Ola! I have a large collection of MKV films on my NAS, which I watch on my telly via a WDTV Live. They're streamed via the MiniDLNA plugin running on the NAS. Can I watch these films on my iPad in a similar manner? Thanks in advance! Cleggy.
I seem to remember a program you could use that would encode movies on the fly (if your nas has a processor) if they were incompatible with the device, can't remember what it was called though.
AVPlayerHD should work, astleast for 720p. 1080p isn't possible tho, with any player on the iPad. Another option would be XBMC, but that would require a jailbreak. The only option to deal with 1080p on a not jailbroken iPad is to convert the files from mkv into mp4 using H.264 and AAC codecs. The problem is, that no other player then Apples own video-player can make any use of hardware video-decoding on th iPad, so anything else relies 100% on the CPU and that's not enough to replay these files with high bitrates.
Air Playit HD, I have it on my folding machine which is on 24x7 and it encodes everything up to and including 1080p and streams it from my NAS to my iPad. It is completely free, but uses its own specialised app on the PC, no PS3 media server or anything like that so unlikely to get this running off the NAS. (although I have not looked into this)
Cheers folks, I ended up installing an app called BuzzPlayer. Sounds amateur but its great, and gives me direct access to all my media on the NAS. Just need to get better wifi now...
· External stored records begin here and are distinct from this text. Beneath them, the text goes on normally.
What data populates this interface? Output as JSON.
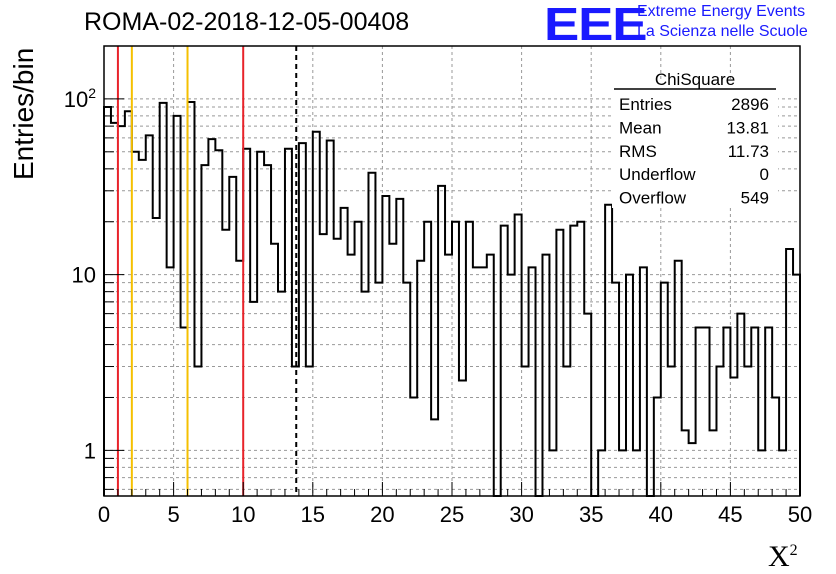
{
  "title": "ROMA-02-2018-12-05-00408",
  "logo": {
    "text": "EEE",
    "line1": "Extreme Energy Events",
    "line2": "La Scienza nelle Scuole",
    "color": "#1a1aff"
  },
  "chart_data": {
    "type": "bar",
    "ylabel": "Entries/bin",
    "xlabel": "X",
    "xlabel_sup": "2",
    "xlim": [
      0,
      50
    ],
    "ylim": [
      0.55,
      200
    ],
    "ylog": true,
    "grid": true,
    "bin_width": 0.5,
    "xticks": [
      0,
      5,
      10,
      15,
      20,
      25,
      30,
      35,
      40,
      45,
      50
    ],
    "yticks": [
      {
        "value": 1,
        "label": "1"
      },
      {
        "value": 10,
        "label": "10"
      },
      {
        "value": 100,
        "label": "10",
        "sup": "2"
      }
    ],
    "values": [
      90,
      73,
      70,
      85,
      50,
      45,
      62,
      21,
      95,
      11,
      80,
      5,
      96,
      3,
      42,
      59,
      51,
      18,
      36,
      12,
      52,
      7,
      50,
      42,
      15,
      8,
      52,
      3,
      56,
      3,
      65,
      17,
      58,
      16,
      24,
      13,
      20,
      8,
      38,
      9,
      28,
      15,
      27,
      9,
      2,
      12,
      20,
      1.5,
      32,
      13,
      20,
      2.5,
      20,
      11,
      11,
      13,
      0.5,
      19,
      10,
      22,
      3,
      11,
      0.5,
      13,
      1,
      18,
      3,
      19,
      20,
      6,
      0.5,
      1,
      25,
      9,
      1,
      10,
      1,
      11,
      0.5,
      2,
      9,
      3,
      12,
      1.3,
      1.1,
      5,
      5,
      1.3,
      3,
      5,
      2.6,
      6,
      3,
      5,
      1,
      5,
      2,
      1,
      14,
      10
    ],
    "vlines": [
      {
        "x": 1,
        "color": "#e8232a",
        "style": "solid"
      },
      {
        "x": 2,
        "color": "#f5c000",
        "style": "solid"
      },
      {
        "x": 6,
        "color": "#f5c000",
        "style": "solid"
      },
      {
        "x": 10,
        "color": "#e8232a",
        "style": "solid"
      },
      {
        "x": 13.81,
        "color": "#000000",
        "style": "dashed"
      }
    ],
    "stats": {
      "name": "ChiSquare",
      "rows": [
        {
          "label": "Entries",
          "value": "2896"
        },
        {
          "label": "Mean",
          "value": "13.81"
        },
        {
          "label": "RMS",
          "value": "11.73"
        },
        {
          "label": "Underflow",
          "value": "0"
        },
        {
          "label": "Overflow",
          "value": "549"
        }
      ]
    }
  }
}
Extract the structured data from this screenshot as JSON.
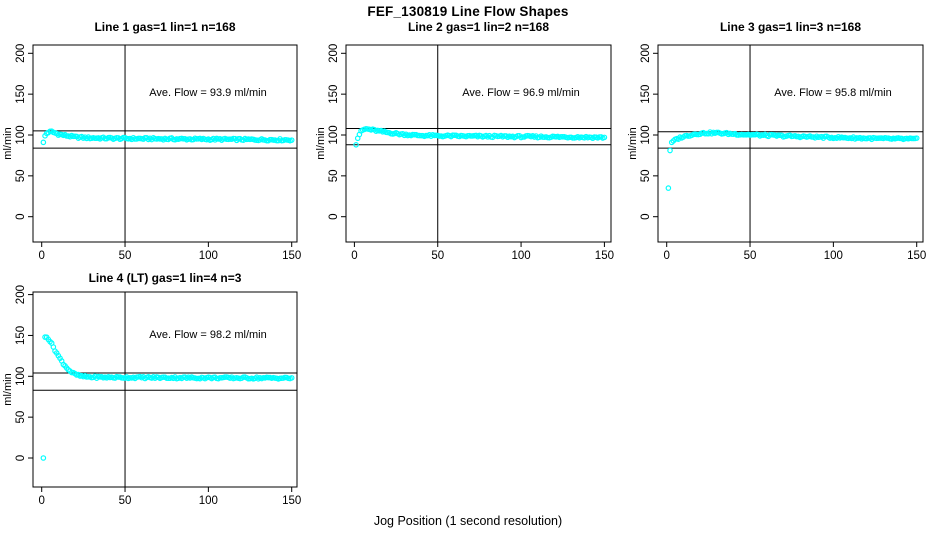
{
  "figure": {
    "title": "FEF_130819  Line Flow Shapes",
    "xlabel": "Jog Position (1 second resolution)",
    "ylabel": "ml/min",
    "point_color": "#00FFFF",
    "axis_color": "#000000",
    "background": "#FFFFFF"
  },
  "chart_data": [
    {
      "type": "scatter",
      "title": "Line 1 gas=1 lin=1 n=168",
      "annotation": "Ave. Flow =  93.9  ml/min",
      "ave_flow_ml_min": 93.9,
      "line": 1,
      "gas": 1,
      "lin": 1,
      "n": 168,
      "ylabel": "ml/min",
      "x_ticks": [
        0,
        50,
        100,
        150
      ],
      "y_ticks": [
        0,
        50,
        100,
        150,
        200
      ],
      "xlim": [
        -5,
        153
      ],
      "ylim": [
        -31,
        210
      ],
      "v_ref_line": 50,
      "h_ref_lines": [
        105,
        84
      ],
      "marker": "open-circle",
      "x_range_plotted": [
        1,
        150
      ],
      "series_anchors": [
        [
          1,
          91
        ],
        [
          2,
          99
        ],
        [
          3,
          102
        ],
        [
          4,
          103.5
        ],
        [
          6,
          104
        ],
        [
          8,
          102.5
        ],
        [
          10,
          101
        ],
        [
          14,
          99.5
        ],
        [
          20,
          97.5
        ],
        [
          28,
          96.5
        ],
        [
          40,
          96
        ],
        [
          60,
          95.5
        ],
        [
          90,
          95
        ],
        [
          120,
          94.5
        ],
        [
          150,
          94
        ]
      ]
    },
    {
      "type": "scatter",
      "title": "Line 2 gas=1 lin=2 n=168",
      "annotation": "Ave. Flow =  96.9  ml/min",
      "ave_flow_ml_min": 96.9,
      "line": 2,
      "gas": 1,
      "lin": 2,
      "n": 168,
      "ylabel": "ml/min",
      "x_ticks": [
        0,
        50,
        100,
        150
      ],
      "y_ticks": [
        0,
        50,
        100,
        150,
        200
      ],
      "xlim": [
        -5,
        153
      ],
      "ylim": [
        -31,
        210
      ],
      "v_ref_line": 50,
      "h_ref_lines": [
        108,
        88
      ],
      "marker": "open-circle",
      "x_range_plotted": [
        1,
        150
      ],
      "series_anchors": [
        [
          1,
          88
        ],
        [
          2,
          96
        ],
        [
          3,
          101
        ],
        [
          4,
          104
        ],
        [
          5,
          106
        ],
        [
          7,
          107.5
        ],
        [
          10,
          106.5
        ],
        [
          14,
          105
        ],
        [
          20,
          103
        ],
        [
          28,
          101
        ],
        [
          38,
          99.5
        ],
        [
          50,
          99
        ],
        [
          70,
          98.5
        ],
        [
          100,
          98
        ],
        [
          130,
          97.5
        ],
        [
          150,
          97
        ]
      ]
    },
    {
      "type": "scatter",
      "title": "Line 3 gas=1 lin=3 n=168",
      "annotation": "Ave. Flow =  95.8  ml/min",
      "ave_flow_ml_min": 95.8,
      "line": 3,
      "gas": 1,
      "lin": 3,
      "n": 168,
      "ylabel": "ml/min",
      "x_ticks": [
        0,
        50,
        100,
        150
      ],
      "y_ticks": [
        0,
        50,
        100,
        150,
        200
      ],
      "xlim": [
        -5,
        153
      ],
      "ylim": [
        -31,
        210
      ],
      "v_ref_line": 50,
      "h_ref_lines": [
        104,
        84
      ],
      "marker": "open-circle",
      "x_range_plotted": [
        1,
        150
      ],
      "series_anchors": [
        [
          1,
          35
        ],
        [
          2,
          81
        ],
        [
          3,
          90
        ],
        [
          4,
          92.5
        ],
        [
          6,
          95
        ],
        [
          9,
          97.5
        ],
        [
          13,
          99.5
        ],
        [
          18,
          101.5
        ],
        [
          24,
          102.5
        ],
        [
          30,
          102.5
        ],
        [
          38,
          101.5
        ],
        [
          48,
          100.5
        ],
        [
          60,
          99.5
        ],
        [
          75,
          98.5
        ],
        [
          90,
          97.5
        ],
        [
          110,
          96.5
        ],
        [
          130,
          95.5
        ],
        [
          150,
          95
        ]
      ]
    },
    {
      "type": "scatter",
      "title": "Line 4 (LT) gas=1 lin=4 n=3",
      "annotation": "Ave. Flow =  98.2  ml/min",
      "ave_flow_ml_min": 98.2,
      "line": 4,
      "gas": 1,
      "lin": 4,
      "n": 3,
      "ylabel": "ml/min",
      "x_ticks": [
        0,
        50,
        100,
        150
      ],
      "y_ticks": [
        0,
        50,
        100,
        150,
        200
      ],
      "xlim": [
        -5,
        153
      ],
      "ylim": [
        -31,
        210
      ],
      "v_ref_line": 50,
      "h_ref_lines": [
        104,
        83
      ],
      "marker": "open-circle",
      "x_range_plotted": [
        1,
        150
      ],
      "series_anchors": [
        [
          1,
          0
        ],
        [
          2,
          148
        ],
        [
          3,
          149
        ],
        [
          4,
          146
        ],
        [
          5,
          143
        ],
        [
          6,
          139.5
        ],
        [
          7,
          136
        ],
        [
          8,
          132
        ],
        [
          9,
          128.5
        ],
        [
          10,
          125
        ],
        [
          11,
          121.5
        ],
        [
          12,
          118.5
        ],
        [
          13,
          115.5
        ],
        [
          14,
          113
        ],
        [
          15,
          110.5
        ],
        [
          16,
          108.5
        ],
        [
          17,
          106.5
        ],
        [
          18,
          105
        ],
        [
          19,
          103.5
        ],
        [
          20,
          102.5
        ],
        [
          22,
          101
        ],
        [
          24,
          100
        ],
        [
          26,
          99.5
        ],
        [
          30,
          99
        ],
        [
          40,
          98.7
        ],
        [
          60,
          98.5
        ],
        [
          90,
          98.2
        ],
        [
          120,
          98
        ],
        [
          150,
          97.8
        ]
      ]
    }
  ]
}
That's not entirely accurate. Apple's video player with use GPU decoding for H.264 (And others but by no means exhaustive) and will therefore play 1080 quite happily. Developers using apple's playback code inherit all of this capability and therefore have exactly the same access to hardware acceleration as Apple. But... If you're a developer who wants write their own decoder then the code for this decoder will have to run on CPU. There's no evidence that Apple can run arbitrary code on the GPU. The hardware acceleration they use is from code burned into the GPU chipset, just like it is on any platform. So yes you're restricted to software decoding if writing your own decoder, but you don't lose any performance in decoding H.264 in a native apple app or a third party.
I'll throw another praise for BuzzPlayer in here too. Direct access to SMB shares makes playing from a nas a breeze.